Pregnant women's use of alcohol correlates with that of their partner, a new study from the University of Eastern Finland and Kuopio University Hospital shows. Paying attention to both parents' use of alcohol may help to prevent drinking during pregnancy, as well as fetal exposure to the adverse effects of alcohol.
Exposure to alcohol is detrimental to fetal development, and there is no known safe limit of exposure. The harmful effects of alcohol may manifest during the child's development and growth in many ways. The risk of alcohol use during pregnancy has previously been assessed mainly on the basis of the expectant mother's previous use of alcohol, but not on the basis of their partner's drinking habits.
The new study looked at the alcohol consumption of 14,822 Finnish women and their partners before and during pregnancy. The study covered a total of 21,472 pregnancies between 2009 and 2018.

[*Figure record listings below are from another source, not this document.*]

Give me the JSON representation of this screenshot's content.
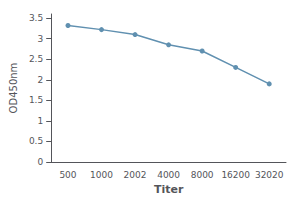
{
  "chart_data": {
    "type": "line",
    "categories": [
      "500",
      "1000",
      "2002",
      "4000",
      "8000",
      "16200",
      "32020"
    ],
    "values": [
      3.32,
      3.22,
      3.1,
      2.85,
      2.7,
      2.3,
      1.9
    ],
    "x_label": "Titer",
    "y_label": "OD450nm",
    "ylim": [
      0,
      3.6
    ],
    "yticks": [
      0,
      0.5,
      1,
      1.5,
      2,
      2.5,
      3,
      3.5
    ],
    "color": "#6090b0",
    "marker": "circle",
    "grid": false
  }
}
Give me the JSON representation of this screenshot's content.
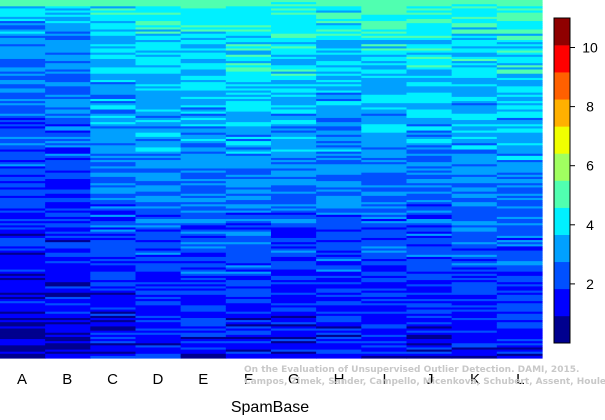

In 86% of the pregnancies, the expectant mother reported having used alcohol before pregnancy, and 4.5% also during pregnancy. In 25% of the pregnancies, women reported that they had stopped drinking only after learning about their pregnancy, which means that the fetus may have been exposed to alcohol in the early stages of pregnancy. However, partners generally did not reduce their alcohol consumption before or during pregnancy.
Before pregnancy, partners' alcohol use was strongly linked to the frequency and quantity of alcohol consumed by women, how often they binge drank, and whether their drinking met the criteria for risk use. A weaker, yet significant association was observed also during pregnancy. In women who consumed alcohol during pregnancy, the quantity of alcohol used, for example, was affected by their partner's use of alcohol.
Women who reported having used alcohol during pregnancy were usually heavy drinkers before pregnancy. Younger women had higher alcohol use risk scores before pregnancy, but during pregnancy their alcohol consumption did not differ from other age groups.
According to the researchers, the results show that, in order to protect the fetus from exposure to alcohol, both parents should reduce their alcohol consumption already when planning pregnancy. Both parents need information on the harmful effects of alcohol on the fetus, and when assessing the risk of alcohol consumption during pregnancy, the use of alcohol should be taken into account not only for the expectant mother, but also for the partner. The partner's support may help to avoid alcohol consumption during pregnancy.
"Our findings are well in line with those from other European and American studies. There can, of course, be great local variation in maternal drinking between different sub-populations. When it comes to partners, we noticed that Finns seem to reduce their alcohol use less than what has been observed in other Nordic studies, but otherwise that, too, is in line with other Western countries," Senior Researcher Olli Kärkkäinen from the University of Eastern Finland says.